Une femme de Tokyo (Tokyo no onna) – de Yasujiro Ozu – 1933
« On n’en tirera pas un scoop » lance un journaliste, cynique. Effectivement, le drame que raconte Ozu dans ce film court et poignant n’a rien d’exceptionnel, comme le souligne d’ailleurs le titre du film, on ne peut plus sobre. C’est presque le titre d’un manifeste : Ozu ne filme pas des gens hors du commun, mais une poignée de personnages qui mènent des vies modestes et rangées, travaillant ou étudiant pour trouver leur place dans une société modernisée en apparence, mais toujours hyper codifiée.
Un jeune homme, étudiant, vit au côté de sa sœur, employée de bureau unanimement saluée, jeune femme courageuse qui travaille le soir en tant qu’assistante d’un professeur. C’est en tout cas ce que tout le monde croit, jusqu’au jour où la rumeur désigne la jeune femme comme étant l’une des hôtesses d’un cabaret louche. En d’autres termes, cela signifie pute, et cette révélation (qui s’avère véritable) entraîne l’inéluctable drame, qui laisse un sentiment de gâchis sans nom.
Avec ce petit film qui dure à peine plus de trois quarts d’heure, Ozu signe mine de rien un grand film politique, un plaidoyer pour une certaine ouverture d’esprit, et contre d’antiques codes d’honneur que sa belle anti-héroïne, sublime dans le chagrin (un rien sadique, ça, non ?), qualifiera in fine de lâcheté.

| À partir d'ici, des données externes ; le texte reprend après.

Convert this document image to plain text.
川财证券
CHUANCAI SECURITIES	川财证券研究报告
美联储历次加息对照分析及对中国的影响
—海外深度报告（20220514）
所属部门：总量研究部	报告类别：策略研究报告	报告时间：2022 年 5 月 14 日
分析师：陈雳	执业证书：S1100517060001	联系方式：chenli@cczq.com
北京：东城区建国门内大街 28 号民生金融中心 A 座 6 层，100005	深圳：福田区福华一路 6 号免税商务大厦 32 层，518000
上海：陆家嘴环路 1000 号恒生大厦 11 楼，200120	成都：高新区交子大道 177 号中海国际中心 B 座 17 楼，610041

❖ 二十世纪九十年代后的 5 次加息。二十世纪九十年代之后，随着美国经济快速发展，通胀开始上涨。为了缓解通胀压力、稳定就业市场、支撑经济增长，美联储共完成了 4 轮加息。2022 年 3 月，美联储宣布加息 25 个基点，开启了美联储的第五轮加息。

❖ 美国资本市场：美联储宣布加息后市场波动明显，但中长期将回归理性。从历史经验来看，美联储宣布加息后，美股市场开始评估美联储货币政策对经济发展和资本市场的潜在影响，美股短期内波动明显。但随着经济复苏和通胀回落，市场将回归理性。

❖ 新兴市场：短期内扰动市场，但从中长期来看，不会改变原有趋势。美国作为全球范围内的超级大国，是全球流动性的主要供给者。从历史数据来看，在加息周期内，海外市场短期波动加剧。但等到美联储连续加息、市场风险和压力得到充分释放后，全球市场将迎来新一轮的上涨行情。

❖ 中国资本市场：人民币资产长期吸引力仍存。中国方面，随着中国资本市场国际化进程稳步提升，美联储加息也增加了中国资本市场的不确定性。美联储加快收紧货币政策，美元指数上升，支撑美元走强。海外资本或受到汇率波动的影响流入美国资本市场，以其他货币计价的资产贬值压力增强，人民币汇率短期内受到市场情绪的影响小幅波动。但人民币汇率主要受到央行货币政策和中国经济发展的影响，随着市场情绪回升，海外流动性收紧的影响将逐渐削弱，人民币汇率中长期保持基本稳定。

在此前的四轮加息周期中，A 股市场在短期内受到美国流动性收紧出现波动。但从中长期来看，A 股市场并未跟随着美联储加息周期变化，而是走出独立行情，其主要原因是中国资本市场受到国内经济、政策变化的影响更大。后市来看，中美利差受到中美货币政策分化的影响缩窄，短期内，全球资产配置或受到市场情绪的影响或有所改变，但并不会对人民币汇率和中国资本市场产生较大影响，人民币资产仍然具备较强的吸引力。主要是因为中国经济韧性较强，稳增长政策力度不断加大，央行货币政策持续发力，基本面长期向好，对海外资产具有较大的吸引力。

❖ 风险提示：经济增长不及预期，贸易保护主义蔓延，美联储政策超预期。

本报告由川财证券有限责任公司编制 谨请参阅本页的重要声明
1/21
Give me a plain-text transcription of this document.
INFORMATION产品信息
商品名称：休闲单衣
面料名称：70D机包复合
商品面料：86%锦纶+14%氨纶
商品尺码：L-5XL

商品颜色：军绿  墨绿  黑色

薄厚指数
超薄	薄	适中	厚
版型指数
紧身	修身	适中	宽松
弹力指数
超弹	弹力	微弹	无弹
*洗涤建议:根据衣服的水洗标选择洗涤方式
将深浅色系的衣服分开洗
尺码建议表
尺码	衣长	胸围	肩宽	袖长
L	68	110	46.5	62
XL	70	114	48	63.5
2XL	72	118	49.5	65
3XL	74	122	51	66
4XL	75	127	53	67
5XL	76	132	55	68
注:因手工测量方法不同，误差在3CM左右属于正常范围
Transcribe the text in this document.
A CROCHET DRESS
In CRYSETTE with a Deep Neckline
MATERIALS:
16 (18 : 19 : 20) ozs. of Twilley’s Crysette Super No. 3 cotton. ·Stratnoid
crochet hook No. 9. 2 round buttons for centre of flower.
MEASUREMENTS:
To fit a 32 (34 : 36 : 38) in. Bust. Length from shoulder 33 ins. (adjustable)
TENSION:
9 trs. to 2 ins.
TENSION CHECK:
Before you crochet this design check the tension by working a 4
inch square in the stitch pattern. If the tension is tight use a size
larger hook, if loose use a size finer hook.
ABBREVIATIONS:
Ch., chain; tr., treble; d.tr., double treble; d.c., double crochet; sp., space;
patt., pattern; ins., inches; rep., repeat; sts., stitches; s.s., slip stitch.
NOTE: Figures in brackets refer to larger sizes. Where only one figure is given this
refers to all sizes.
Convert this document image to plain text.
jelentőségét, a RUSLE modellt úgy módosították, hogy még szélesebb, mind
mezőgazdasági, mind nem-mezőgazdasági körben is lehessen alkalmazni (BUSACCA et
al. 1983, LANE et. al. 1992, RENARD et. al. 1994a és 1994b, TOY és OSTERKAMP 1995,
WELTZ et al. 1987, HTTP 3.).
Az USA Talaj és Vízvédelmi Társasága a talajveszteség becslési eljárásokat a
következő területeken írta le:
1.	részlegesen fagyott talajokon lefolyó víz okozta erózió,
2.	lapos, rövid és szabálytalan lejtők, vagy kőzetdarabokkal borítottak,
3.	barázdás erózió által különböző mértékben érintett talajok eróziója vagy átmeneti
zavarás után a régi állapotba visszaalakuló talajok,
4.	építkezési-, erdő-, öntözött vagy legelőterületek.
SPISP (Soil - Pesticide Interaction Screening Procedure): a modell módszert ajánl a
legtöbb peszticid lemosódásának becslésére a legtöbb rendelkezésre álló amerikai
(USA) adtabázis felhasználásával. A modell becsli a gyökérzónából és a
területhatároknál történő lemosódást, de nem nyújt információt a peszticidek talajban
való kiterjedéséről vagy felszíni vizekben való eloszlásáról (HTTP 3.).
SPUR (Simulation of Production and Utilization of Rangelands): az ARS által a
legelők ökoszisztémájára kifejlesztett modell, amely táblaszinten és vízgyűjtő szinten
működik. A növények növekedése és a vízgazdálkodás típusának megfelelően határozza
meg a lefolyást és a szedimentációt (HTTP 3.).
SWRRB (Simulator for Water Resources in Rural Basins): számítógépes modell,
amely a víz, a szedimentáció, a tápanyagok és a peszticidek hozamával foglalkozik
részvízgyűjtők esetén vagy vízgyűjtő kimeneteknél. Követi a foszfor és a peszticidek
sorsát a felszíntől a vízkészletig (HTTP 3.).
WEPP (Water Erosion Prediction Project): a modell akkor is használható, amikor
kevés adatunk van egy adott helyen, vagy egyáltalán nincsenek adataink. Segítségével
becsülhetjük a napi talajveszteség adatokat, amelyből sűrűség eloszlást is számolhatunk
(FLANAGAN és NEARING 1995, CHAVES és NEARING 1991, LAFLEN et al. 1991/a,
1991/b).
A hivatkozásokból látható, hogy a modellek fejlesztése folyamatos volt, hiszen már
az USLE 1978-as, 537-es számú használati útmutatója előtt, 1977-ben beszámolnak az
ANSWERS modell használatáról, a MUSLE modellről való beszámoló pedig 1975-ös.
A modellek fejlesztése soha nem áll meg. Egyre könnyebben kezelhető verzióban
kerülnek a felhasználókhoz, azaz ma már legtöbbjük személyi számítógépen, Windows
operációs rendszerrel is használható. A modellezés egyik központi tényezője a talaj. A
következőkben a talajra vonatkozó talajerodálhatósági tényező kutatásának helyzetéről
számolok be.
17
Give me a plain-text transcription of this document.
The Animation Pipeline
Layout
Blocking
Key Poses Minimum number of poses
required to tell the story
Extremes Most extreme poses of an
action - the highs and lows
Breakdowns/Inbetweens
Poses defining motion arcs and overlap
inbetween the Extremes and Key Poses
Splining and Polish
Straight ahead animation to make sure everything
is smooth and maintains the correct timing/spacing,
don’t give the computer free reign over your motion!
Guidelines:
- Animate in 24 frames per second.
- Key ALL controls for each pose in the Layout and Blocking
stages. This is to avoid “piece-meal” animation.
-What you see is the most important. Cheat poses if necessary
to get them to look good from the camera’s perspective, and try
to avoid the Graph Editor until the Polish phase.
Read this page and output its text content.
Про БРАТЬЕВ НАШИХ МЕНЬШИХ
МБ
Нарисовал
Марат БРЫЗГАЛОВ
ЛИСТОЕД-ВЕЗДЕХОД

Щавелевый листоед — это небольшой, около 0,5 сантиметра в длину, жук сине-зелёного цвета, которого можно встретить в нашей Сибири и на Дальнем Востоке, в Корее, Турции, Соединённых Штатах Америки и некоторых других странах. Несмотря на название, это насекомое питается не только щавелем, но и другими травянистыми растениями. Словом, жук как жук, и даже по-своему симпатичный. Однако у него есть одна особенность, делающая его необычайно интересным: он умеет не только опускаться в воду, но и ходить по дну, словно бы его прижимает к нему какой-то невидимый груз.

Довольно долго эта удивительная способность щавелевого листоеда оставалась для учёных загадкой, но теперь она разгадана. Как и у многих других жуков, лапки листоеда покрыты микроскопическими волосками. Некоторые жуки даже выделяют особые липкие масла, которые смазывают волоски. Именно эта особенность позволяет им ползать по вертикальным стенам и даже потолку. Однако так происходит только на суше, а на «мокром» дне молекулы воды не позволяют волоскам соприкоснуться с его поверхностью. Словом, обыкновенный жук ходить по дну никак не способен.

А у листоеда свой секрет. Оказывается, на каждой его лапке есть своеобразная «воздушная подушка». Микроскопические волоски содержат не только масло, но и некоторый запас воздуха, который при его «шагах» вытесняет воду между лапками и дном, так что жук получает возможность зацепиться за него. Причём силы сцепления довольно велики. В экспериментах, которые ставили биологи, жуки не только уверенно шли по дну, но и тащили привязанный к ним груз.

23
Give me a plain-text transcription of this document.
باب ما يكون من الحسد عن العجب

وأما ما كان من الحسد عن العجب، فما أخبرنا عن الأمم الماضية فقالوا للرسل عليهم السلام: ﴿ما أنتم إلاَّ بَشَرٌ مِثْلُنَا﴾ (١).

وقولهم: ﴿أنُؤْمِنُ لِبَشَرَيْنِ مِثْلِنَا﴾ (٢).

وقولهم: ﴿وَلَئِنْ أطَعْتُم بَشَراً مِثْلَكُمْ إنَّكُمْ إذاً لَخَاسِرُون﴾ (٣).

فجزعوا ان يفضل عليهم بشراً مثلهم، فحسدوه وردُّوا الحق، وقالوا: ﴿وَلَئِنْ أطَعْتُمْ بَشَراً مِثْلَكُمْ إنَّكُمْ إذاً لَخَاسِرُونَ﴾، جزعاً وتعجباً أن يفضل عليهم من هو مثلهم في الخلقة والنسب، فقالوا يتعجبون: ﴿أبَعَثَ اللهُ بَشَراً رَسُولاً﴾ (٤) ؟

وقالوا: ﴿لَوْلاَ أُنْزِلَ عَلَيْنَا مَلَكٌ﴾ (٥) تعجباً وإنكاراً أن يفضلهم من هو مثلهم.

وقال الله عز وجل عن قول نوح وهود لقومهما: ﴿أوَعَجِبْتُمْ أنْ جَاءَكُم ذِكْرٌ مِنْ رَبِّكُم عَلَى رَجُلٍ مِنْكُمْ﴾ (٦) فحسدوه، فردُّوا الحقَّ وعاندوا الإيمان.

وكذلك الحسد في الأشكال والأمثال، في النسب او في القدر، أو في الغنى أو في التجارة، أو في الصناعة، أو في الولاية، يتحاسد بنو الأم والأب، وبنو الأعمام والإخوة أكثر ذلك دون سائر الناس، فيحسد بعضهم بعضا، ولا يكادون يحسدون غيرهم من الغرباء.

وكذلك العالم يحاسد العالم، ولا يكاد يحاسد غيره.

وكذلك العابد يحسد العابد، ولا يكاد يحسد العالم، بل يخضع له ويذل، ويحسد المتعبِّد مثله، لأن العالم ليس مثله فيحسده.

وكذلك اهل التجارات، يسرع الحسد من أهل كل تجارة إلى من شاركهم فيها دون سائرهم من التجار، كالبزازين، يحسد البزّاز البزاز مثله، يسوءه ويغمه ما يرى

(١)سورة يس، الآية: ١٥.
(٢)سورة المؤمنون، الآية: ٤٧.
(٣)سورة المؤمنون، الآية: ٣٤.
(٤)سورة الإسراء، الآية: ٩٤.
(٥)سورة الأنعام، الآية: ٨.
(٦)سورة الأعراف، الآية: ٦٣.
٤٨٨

Un cinéaste ouvertement marqué marqué par la culture occidentale, particulièrement l’influence du cinéma américain (certains des personnages vont d’ailleurs voir la comédie Si j’avais un million au cinéma).
Cette société japonaise avec ses traditions encore vivaces, d’où peut découler le plus absurde des drames, Ozu en fait quelque chose d’étrangement figé. Personne ne semble construire quoi que ce soit ici, ou attendre quoi que ce soit. L’avenir n’est abordé que comme un vague rêve, lorsque le jeune homme évoque ses études en cours. Pas de couple, pas même de parents : juste des frères et sœurs qui vivent ensemble, sans autre ouverture aux autres, et dont les destins n’ont aucune incidence sur la marche de la ville… Les dernières images du film, montrant les journalistes quittant la scène du drame en parlant de tout autre chose, sont en cela particulièrement cruelles.
Sur le DVD édité par Carlotta, ce film muet est présenté sans accompagnement musical, ce qui pose parfois des problèmes de rythme pour certains films. Au contraire ici, l’absence totale de son souligne la force des images (et le dynamisme du montage), avec des cadrages qui utilisent merveilleusement les gros plans et les plans plus larges, donnant une importance constante à des objets de la vie quotidienne, repères immuables quel que soit le drame qui se joue. Merveille de mise en scène, Une femme de Tokyo est un mélo d’une cruelle beauté.
• Le film fait partie de l’indispensable coffret de 14 films que Carlotta vient de consacrer à Ozu, avec de nombreux bonus : des analyses de plusieurs films, des documentaires, et même deux courts métrages tournés par le cinéaste dans les années 30.